O antropólogo da USP defende que a igreja deveria se circunscrever “à posição de assistência social e sanitária”.

“Essa forma de assistência pode ser muito relevante para os povos indígenas, em especial no atual contexto de perseguição e de desmonte das políticas de Estado. Tal compensação já justificaria por si só o maior dos valores cristãos, a fraternidade, dispensando a insistência em um proselitismo anacrônico e colonialista.”

Sua colega, a antropóloga Marta Amoroso, prefere enaltecer o fato de a igreja ter lançado, com o sínodo, um olhar sobre a Amazônia em um cenário de crise ambiental.
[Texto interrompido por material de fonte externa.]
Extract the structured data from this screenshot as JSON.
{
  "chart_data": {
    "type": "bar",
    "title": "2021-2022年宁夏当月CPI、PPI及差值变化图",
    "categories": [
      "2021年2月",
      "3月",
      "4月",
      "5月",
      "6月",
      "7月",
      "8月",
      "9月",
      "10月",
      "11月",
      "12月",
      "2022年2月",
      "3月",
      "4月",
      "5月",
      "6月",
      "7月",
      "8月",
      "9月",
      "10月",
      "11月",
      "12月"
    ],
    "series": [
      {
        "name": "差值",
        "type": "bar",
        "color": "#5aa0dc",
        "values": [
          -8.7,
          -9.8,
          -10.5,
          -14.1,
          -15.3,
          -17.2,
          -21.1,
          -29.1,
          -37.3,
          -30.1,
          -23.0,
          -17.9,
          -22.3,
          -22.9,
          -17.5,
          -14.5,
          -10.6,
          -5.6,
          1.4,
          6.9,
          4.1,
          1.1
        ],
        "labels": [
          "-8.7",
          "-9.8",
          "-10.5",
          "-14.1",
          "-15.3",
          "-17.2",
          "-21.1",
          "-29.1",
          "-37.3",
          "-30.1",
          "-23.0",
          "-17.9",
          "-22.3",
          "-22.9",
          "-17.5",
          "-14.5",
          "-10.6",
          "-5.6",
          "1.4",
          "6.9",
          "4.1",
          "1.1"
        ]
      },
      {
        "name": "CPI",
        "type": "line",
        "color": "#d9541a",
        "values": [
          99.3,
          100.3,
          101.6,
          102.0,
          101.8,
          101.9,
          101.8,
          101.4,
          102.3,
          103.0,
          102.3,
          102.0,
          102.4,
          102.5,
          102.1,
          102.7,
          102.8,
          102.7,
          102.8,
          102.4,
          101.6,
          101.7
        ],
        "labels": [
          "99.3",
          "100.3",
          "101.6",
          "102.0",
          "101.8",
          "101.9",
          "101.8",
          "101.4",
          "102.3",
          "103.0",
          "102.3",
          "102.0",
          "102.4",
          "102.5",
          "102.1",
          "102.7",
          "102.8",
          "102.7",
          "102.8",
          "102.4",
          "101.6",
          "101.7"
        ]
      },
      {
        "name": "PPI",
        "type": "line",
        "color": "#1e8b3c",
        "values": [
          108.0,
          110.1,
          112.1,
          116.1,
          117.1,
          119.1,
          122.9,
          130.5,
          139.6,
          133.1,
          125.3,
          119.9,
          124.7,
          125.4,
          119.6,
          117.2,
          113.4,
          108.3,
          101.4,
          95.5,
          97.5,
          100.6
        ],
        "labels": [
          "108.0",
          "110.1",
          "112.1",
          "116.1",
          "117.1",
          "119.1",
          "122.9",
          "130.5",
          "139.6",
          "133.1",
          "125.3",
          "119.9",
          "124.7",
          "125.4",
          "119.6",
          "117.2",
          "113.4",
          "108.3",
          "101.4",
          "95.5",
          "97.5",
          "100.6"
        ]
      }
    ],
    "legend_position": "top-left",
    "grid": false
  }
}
Ela cita políticas “de estímulo e apoio aos megaprojetos das hidrelétricas, das petroleiras, da exploração de minérios, das atividades da monocultura, de concessões de áreas florestais e de programas de privatização do uso da água em curso na região”.

“[Quanto ao rito], é importante entender que a atitude do Vaticano se respalda na temática da igreja inculturada, que afirma que a liturgia deve buscar expressar o mistério de Cristo em matizes particulares das culturas locais.”

Amoroso recorda que durante os encontros preparatórios do sínodo, os índios tucano do noroeste amazônico, “que se afirmam católicos praticantes, esperavam da igreja o reconhecimento dos erros do passado: a violência física praticada nos internatos católicos, os programas educacionais de viés aculturativo baseados no apagamento das línguas indígenas, das concepções e das práticas dos povos indígenas”.

Por outro lado, há quem defenda que somente com a criação de um rito amazônico as outras mudanças solicitadas no relatório final do sínodo podem vir a acontecer.

“Dentro de um rito específico se pode pensar melhor casos específicos, como a ordenação de padres casados e a criação de mulheres diaconisas”, disse o padre sinodal Justino Sarmento Rezende, índigena tuiuca, em conversa via WhatsApp com o frade capuchinho Paulo Xavier Ribeiro, pároco da Igreja de São Sebastião, de Manaus. “Esses temas não cabem bem no rito romano.”

Para isso, lembra Rezende, será criado um dicastério amazônico dentro do Vaticano –e o órgão fará estudos. “Também será feita uma conferência pan-amazônica para tratar de concretizar tudo aquilo que foi tratado no sínodo.”

Ex-presidente do Conselho Indigenista Missionário, órgão da Conferência Nacional dos Bispos do Brasil, o padre alemão Paulo Suess avalia que “um rito amazônico seria pouco”. “Precisa-se abertura para a criatividade das comunidades e dar [a elas] apenas uma moldura que permita liberdade para essa criatividade.”